Dieses „Seelenheil“ war sicher auch das Lebensziel der meisten Appenheimer im Mittelalter. Mochten sie manchmal über den Zehnten stöhnen oder den Reichtum einzelner „Pfaffen“ kritisieren, im Grunde achteten sie ihren Pfarrer doch sehr, zumal er als Vermittler göttlicher Gnade galt. Die Kirche war eben überall im Leben gegenwärtig: Sie bestimmte mit ihren Geboten und Verboten die Moral, sie gliederte durch ihre zahlreichen Feste und Feiertage das bäuerliche Arbeitsjahr und gab ihm Ruhepunkte; sie kam mit ihrer prunkvollen Liturgie dem Anschauungsbedürfnis des Mittelalters und der Landleute entgegen. Schließlich gab es den riesigen Grundbesitz der großen Stifter und Klöster, denen fast jeder Appenheimer Bauer Wein, Getreide, Obst oder Tiere zu liefern hatte. Geistliches und Weltliches waren einfach nicht zu trennen.
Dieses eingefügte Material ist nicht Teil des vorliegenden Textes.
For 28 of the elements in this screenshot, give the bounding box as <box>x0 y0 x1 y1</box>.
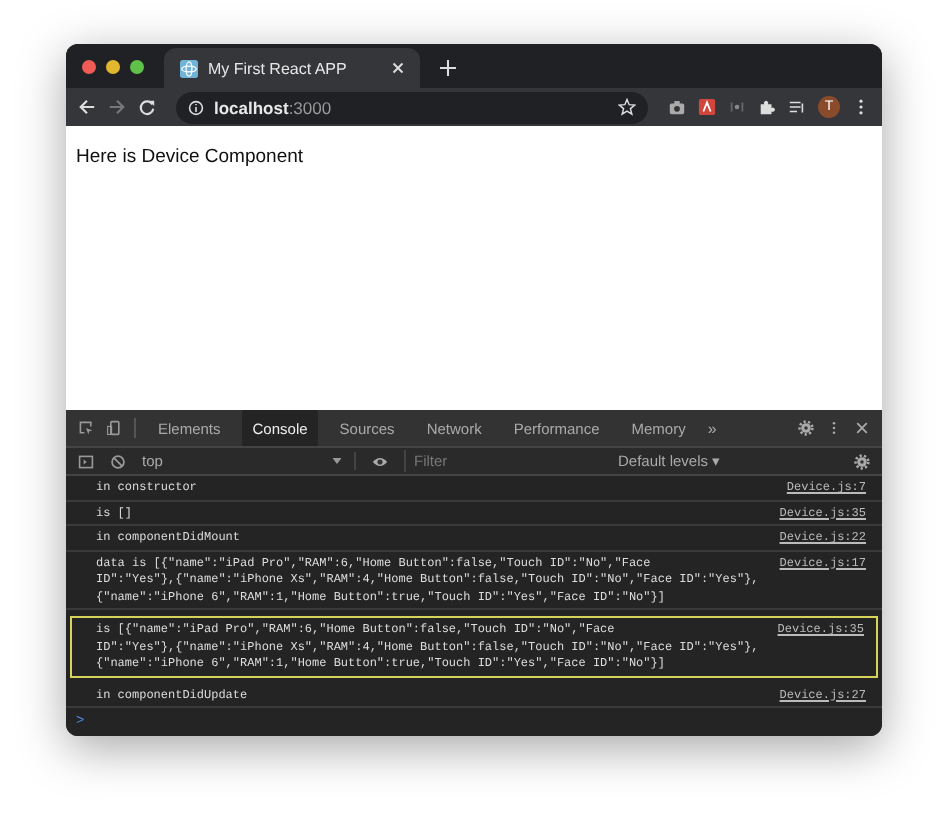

Appenheim im Mittelalter: Das Leben in einem solchen Dorf war gewiß keine Idylle, sondern bedeutete für die meisten Bauern harte Arbeit, Kampf gegen die unberechenbare Natur und Belastungen durch die Grundherren, die selbst von jeder Steuer befreit waren. Allerdings kann man nicht pauschal von „Elend“ und „Unterdrückung“ des mittelalterlichen Landvolkes sprechen, zumal der Boden- wie z.B. in Appenheim – oft gute Erträge in Acker- und Weinbau lieferte. Auch wurde gerade Appenheim wegen seiner Lage abseits der großen Verkehrswege von großen Seuchen wie der Pest von 1348 – oder den dauernden Kriegen nur wenig berührt. Es war ein Dorf, in dem Enge und Einheit des mittelalterlichen Lebens lange erhalten blieben.